Layer by layer
Daniel Belasco
Al Held, Untitled, ca. 1958. Oil on canvas. 67 x 49 in. (170.2 x 124.5 cm). Courtesy of the Al Held Foundation.
When you think of acrylic paint and postwar American art, what images come to mind? Perhaps the thinly painted chevrons of Ken Noland and diaphanous pours of Helen Frankenthaler. Or maybe the silk-screened icons of Andy Warhol and the media-derived ironies of Roy Lichtenstein. The 1960s American aesthetic of flat optical imagery, and concurrent elimination of the “Tenth Street touch” of the Abstract Expressionists, perfectly coincided with the material qualities of acrylic paint—quick, convenient, and brilliant. Art and commerce neatly intersected with the advent of acrylic paints like Magna and Liquitex, widely advertised in popular art magazines as technological breakthroughs.
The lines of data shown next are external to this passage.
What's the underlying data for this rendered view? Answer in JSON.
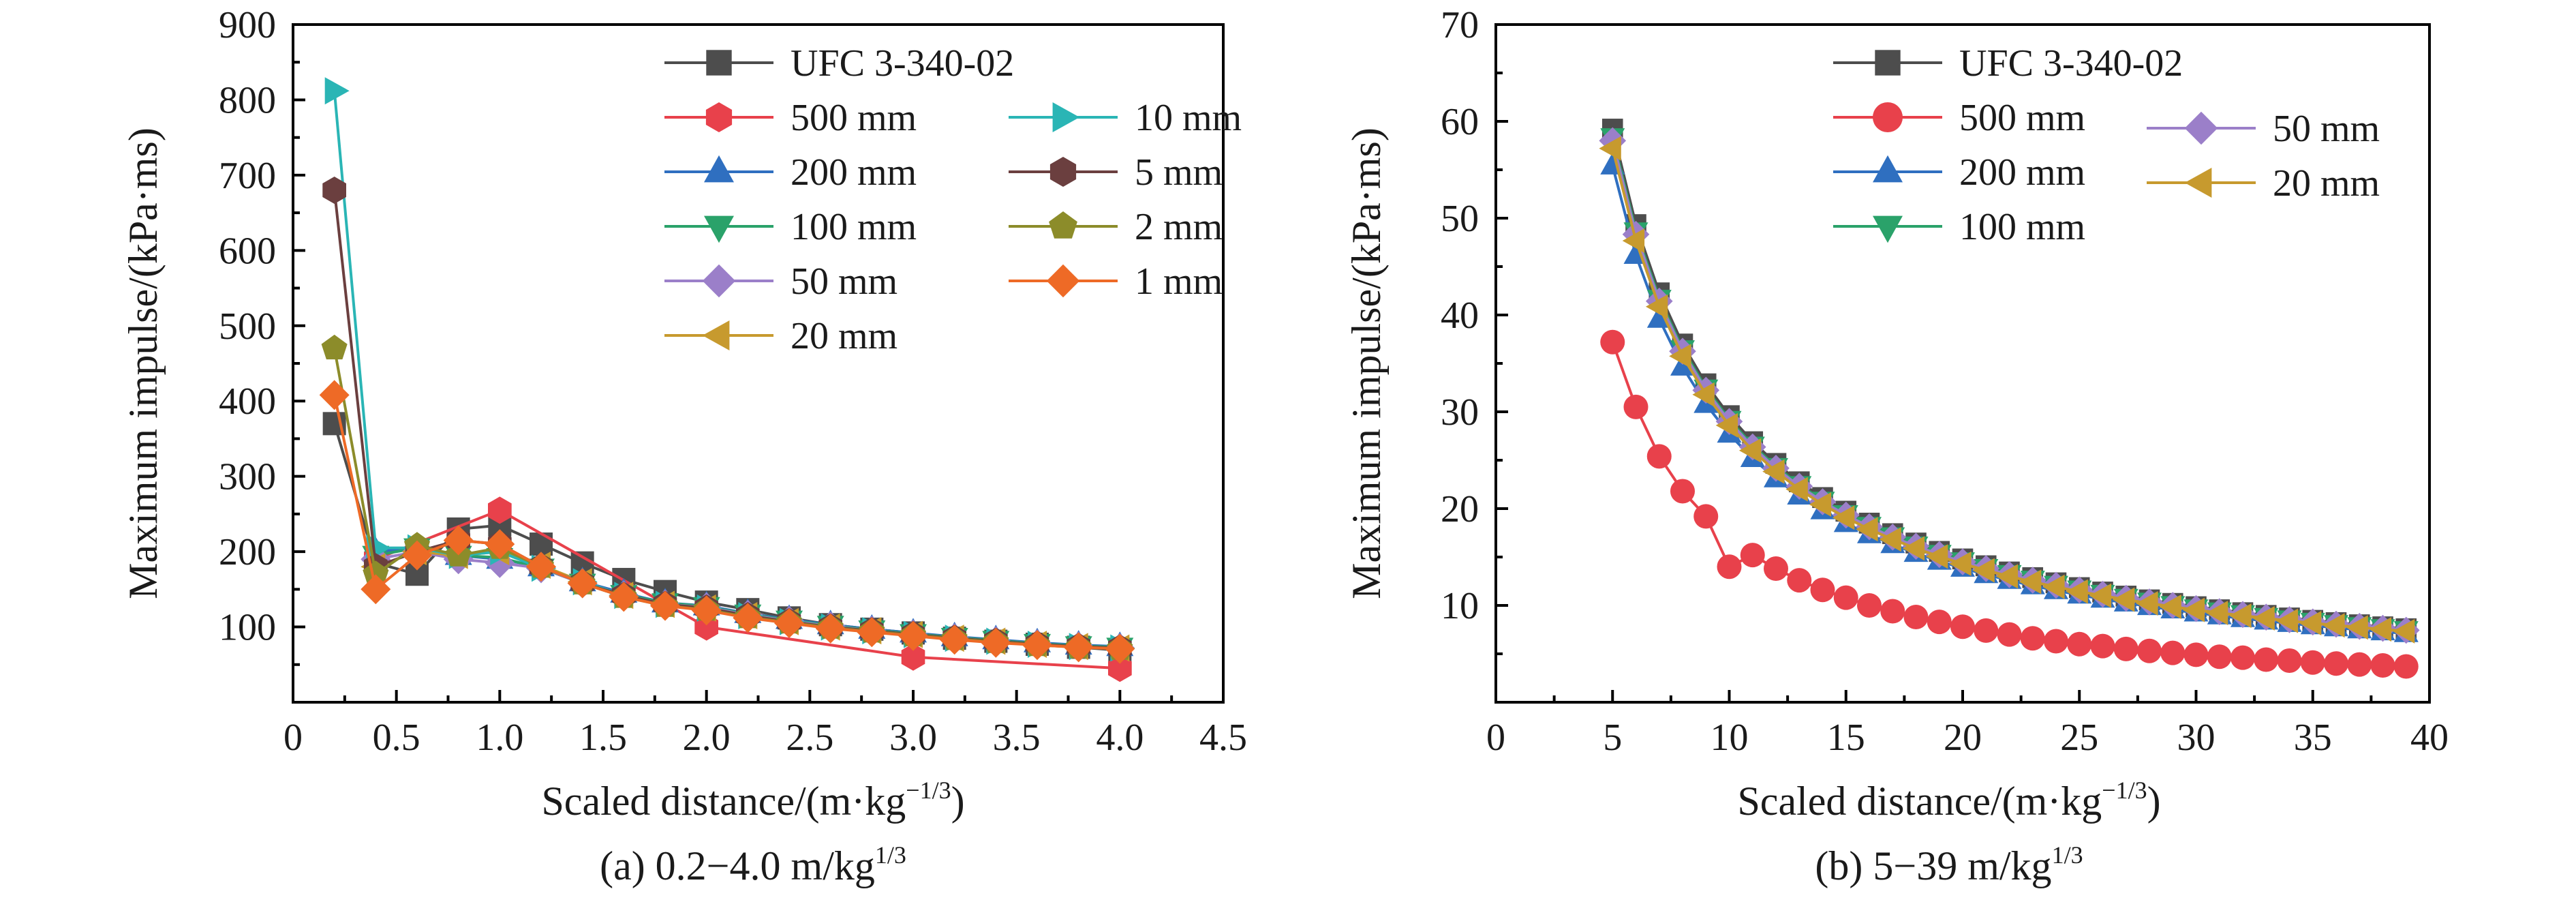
{
  "chart_data": [
    {
      "type": "line",
      "caption_main": "(a) 0.2−4.0 m/kg",
      "caption_sup": "1/3",
      "xlabel_main": "Scaled distance/(m·kg",
      "xlabel_sup": "−1/3",
      "xlabel_end": ")",
      "ylabel": "Maximum impulse/(kPa·ms)",
      "xlim": [
        0,
        4.5
      ],
      "ylim": [
        0,
        900
      ],
      "xticks": [
        0,
        0.5,
        1.0,
        1.5,
        2.0,
        2.5,
        3.0,
        3.5,
        4.0,
        4.5
      ],
      "xtick_labels": [
        "0",
        "0.5",
        "1.0",
        "1.5",
        "2.0",
        "2.5",
        "3.0",
        "3.5",
        "4.0",
        "4.5"
      ],
      "yticks": [
        100,
        200,
        300,
        400,
        500,
        600,
        700,
        800,
        900
      ],
      "ytick_labels": [
        "100",
        "200",
        "300",
        "400",
        "500",
        "600",
        "700",
        "800",
        "900"
      ],
      "grid": false,
      "legend_position": "top-right",
      "series": [
        {
          "name": "UFC 3-340-02",
          "color": "#4d4d4d",
          "marker": "square",
          "x": [
            0.2,
            0.4,
            0.6,
            0.8,
            1.0,
            1.2,
            1.4,
            1.6,
            1.8,
            2.0,
            2.2,
            2.4,
            2.6,
            2.8,
            3.0,
            3.2,
            3.4,
            3.6,
            3.8,
            4.0
          ],
          "y": [
            370,
            185,
            170,
            230,
            235,
            210,
            185,
            163,
            147,
            133,
            123,
            112,
            103,
            97,
            92,
            85,
            81,
            77,
            73,
            69
          ]
        },
        {
          "name": "500 mm",
          "color": "#e8414b",
          "marker": "hexagon",
          "x": [
            0.4,
            1.0,
            2.0,
            3.0,
            4.0
          ],
          "y": [
            190,
            255,
            100,
            60,
            45
          ]
        },
        {
          "name": "200 mm",
          "color": "#2f6fc0",
          "marker": "triangle-up",
          "x": [
            0.4,
            0.6,
            0.8,
            1.0,
            1.2,
            1.4,
            1.6,
            1.8,
            2.0,
            2.2,
            2.4,
            2.6,
            2.8,
            3.0,
            3.2,
            3.4,
            3.6,
            3.8,
            4.0
          ],
          "y": [
            200,
            205,
            195,
            190,
            180,
            160,
            145,
            132,
            128,
            118,
            110,
            103,
            97,
            92,
            87,
            83,
            79,
            76,
            74
          ]
        },
        {
          "name": "100 mm",
          "color": "#2aa26a",
          "marker": "triangle-down",
          "x": [
            0.4,
            0.6,
            0.8,
            1.0,
            1.2,
            1.4,
            1.6,
            1.8,
            2.0,
            2.2,
            2.4,
            2.6,
            2.8,
            3.0,
            3.2,
            3.4,
            3.6,
            3.8,
            4.0
          ],
          "y": [
            195,
            205,
            195,
            192,
            178,
            158,
            143,
            132,
            127,
            117,
            109,
            102,
            96,
            91,
            86,
            82,
            78,
            75,
            73
          ]
        },
        {
          "name": "50 mm",
          "color": "#9b7fc9",
          "marker": "diamond",
          "x": [
            0.4,
            0.6,
            0.8,
            1.0,
            1.2,
            1.4,
            1.6,
            1.8,
            2.0,
            2.2,
            2.4,
            2.6,
            2.8,
            3.0,
            3.2,
            3.4,
            3.6,
            3.8,
            4.0
          ],
          "y": [
            190,
            200,
            190,
            185,
            178,
            158,
            142,
            130,
            126,
            116,
            108,
            101,
            95,
            90,
            85,
            81,
            77,
            74,
            72
          ]
        },
        {
          "name": "20 mm",
          "color": "#c79a2e",
          "marker": "triangle-left",
          "x": [
            0.4,
            0.6,
            0.8,
            1.0,
            1.2,
            1.4,
            1.6,
            1.8,
            2.0,
            2.2,
            2.4,
            2.6,
            2.8,
            3.0,
            3.2,
            3.4,
            3.6,
            3.8,
            4.0
          ],
          "y": [
            180,
            200,
            195,
            200,
            182,
            160,
            142,
            130,
            125,
            115,
            107,
            100,
            95,
            90,
            85,
            81,
            77,
            74,
            72
          ]
        },
        {
          "name": "10 mm",
          "color": "#2ab5b5",
          "marker": "triangle-right",
          "x": [
            0.2,
            0.4,
            0.6,
            0.8,
            1.0,
            1.2,
            1.4,
            1.6,
            1.8,
            2.0,
            2.2,
            2.4,
            2.6,
            2.8,
            3.0,
            3.2,
            3.4,
            3.6,
            3.8,
            4.0
          ],
          "y": [
            812,
            205,
            205,
            195,
            200,
            178,
            160,
            142,
            130,
            125,
            115,
            107,
            100,
            95,
            90,
            85,
            81,
            77,
            74,
            72
          ]
        },
        {
          "name": "5 mm",
          "color": "#6b3f3f",
          "marker": "hexagon",
          "x": [
            0.2,
            0.4,
            0.6,
            0.8,
            1.0,
            1.2,
            1.4,
            1.6,
            1.8,
            2.0,
            2.2,
            2.4,
            2.6,
            2.8,
            3.0,
            3.2,
            3.4,
            3.6,
            3.8,
            4.0
          ],
          "y": [
            680,
            180,
            200,
            215,
            210,
            180,
            158,
            142,
            130,
            125,
            115,
            107,
            100,
            95,
            90,
            85,
            81,
            77,
            74,
            72
          ]
        },
        {
          "name": "2 mm",
          "color": "#8c8c2a",
          "marker": "pentagon",
          "x": [
            0.2,
            0.4,
            0.6,
            0.8,
            1.0,
            1.2,
            1.4,
            1.6,
            1.8,
            2.0,
            2.2,
            2.4,
            2.6,
            2.8,
            3.0,
            3.2,
            3.4,
            3.6,
            3.8,
            4.0
          ],
          "y": [
            470,
            170,
            208,
            195,
            205,
            180,
            158,
            140,
            128,
            123,
            113,
            106,
            99,
            94,
            89,
            84,
            80,
            76,
            73,
            71
          ]
        },
        {
          "name": "1 mm",
          "color": "#ee6a26",
          "marker": "diamond",
          "x": [
            0.2,
            0.4,
            0.6,
            0.8,
            1.0,
            1.2,
            1.4,
            1.6,
            1.8,
            2.0,
            2.2,
            2.4,
            2.6,
            2.8,
            3.0,
            3.2,
            3.4,
            3.6,
            3.8,
            4.0
          ],
          "y": [
            408,
            150,
            195,
            215,
            210,
            180,
            158,
            140,
            128,
            122,
            112,
            105,
            98,
            93,
            88,
            83,
            79,
            76,
            73,
            71
          ]
        }
      ]
    },
    {
      "type": "line",
      "caption_main": "(b) 5−39 m/kg",
      "caption_sup": "1/3",
      "xlabel_main": "Scaled distance/(m·kg",
      "xlabel_sup": "−1/3",
      "xlabel_end": ")",
      "ylabel": "Maximum impulse/(kPa·ms)",
      "xlim": [
        0,
        40
      ],
      "ylim": [
        0,
        70
      ],
      "xticks": [
        0,
        5,
        10,
        15,
        20,
        25,
        30,
        35,
        40
      ],
      "xtick_labels": [
        "0",
        "5",
        "10",
        "15",
        "20",
        "25",
        "30",
        "35",
        "40"
      ],
      "yticks": [
        10,
        20,
        30,
        40,
        50,
        60,
        70
      ],
      "ytick_labels": [
        "10",
        "20",
        "30",
        "40",
        "50",
        "60",
        "70"
      ],
      "grid": false,
      "legend_position": "top-right",
      "series": [
        {
          "name": "UFC 3-340-02",
          "color": "#4d4d4d",
          "marker": "square",
          "k": 296,
          "p": 1.0,
          "x_start": 5,
          "x_end": 39
        },
        {
          "name": "500 mm",
          "color": "#e8414b",
          "marker": "circle",
          "x": [
            5,
            6,
            7,
            8,
            9,
            10,
            11,
            12,
            13,
            14,
            15,
            16,
            17,
            18,
            19,
            20,
            21,
            22,
            23,
            24,
            25,
            26,
            27,
            28,
            29,
            30,
            31,
            32,
            33,
            34,
            35,
            36,
            37,
            38,
            39
          ],
          "y": [
            37.2,
            30.5,
            25.4,
            21.8,
            19.2,
            14.0,
            15.2,
            13.8,
            12.6,
            11.6,
            10.8,
            10.0,
            9.4,
            8.8,
            8.3,
            7.8,
            7.4,
            7.0,
            6.6,
            6.3,
            6.0,
            5.8,
            5.5,
            5.3,
            5.1,
            4.9,
            4.7,
            4.6,
            4.4,
            4.3,
            4.1,
            4.0,
            3.9,
            3.8,
            3.7
          ]
        },
        {
          "name": "200 mm",
          "color": "#2f6fc0",
          "marker": "triangle-up",
          "k": 277,
          "p": 1.0,
          "x_start": 5,
          "x_end": 39
        },
        {
          "name": "100 mm",
          "color": "#2aa26a",
          "marker": "triangle-down",
          "k": 292,
          "p": 1.0,
          "x_start": 5,
          "x_end": 39
        },
        {
          "name": "50 mm",
          "color": "#9b7fc9",
          "marker": "diamond",
          "k": 290,
          "p": 1.0,
          "x_start": 5,
          "x_end": 39
        },
        {
          "name": "20 mm",
          "color": "#c79a2e",
          "marker": "triangle-left",
          "k": 286,
          "p": 1.0,
          "x_start": 5,
          "x_end": 39
        }
      ]
    }
  ]
}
Al Held, Taxi Cab IV, 1959. Acrylic on paper over canvas, mounted on board. 108 x 276 in. (274.3 x 701 cm). Courtesy of the Al Held Foundation.
Al Held, I Beam, 1961. Acrylic on canvas. 114 x 192 in. (289.6 x 487.7cm). Courtesy of the Al Held Foundation.
Still, not every hip American artist abandoned oil paint. Ellsworth Kelly used it to saturate shaped monochromes, and so did Alex Katz to render his “brand-new and terrific” figures, as he wrote in 1962. The association of acrylic’s reductive efficiency with Color Field and Pop doesn’t fully account for other significant aspects of this plastic paint, which made it the medium of choice for generations of artists seeking alternatives to traditional oil’s slow drying time and thick viscosity, as discussed by Brie Taylor in ARTnews in 1964. There’s more to acrylic than meets the eye.
As a second-generation Abstract Expressionist in the 1950s, Al Held struggled with the inherent physicality of his practice, literally troweling on huge quantities of oil paint, which he mixed in his studio from sacks of pigments with wax, resin, and other extenders, then used to make wet-on-wet all-over gestural abstractions. He punched holes in the back of his paintings to hasten drying, and they would sometimes gain undulating surfaces or isolated bellies from gravity’s pull on the sheer mass on the canvas. By the end of the decade, searching for greater specificity, Held introduced tighter shapes and configurations into his brushwork.
Al Held, Eagle Rock IV, 2004. Acrylic on linen. 180 x 360 in. (457.2 x 914.4 cm). Courtesy of the Al Held Foundation.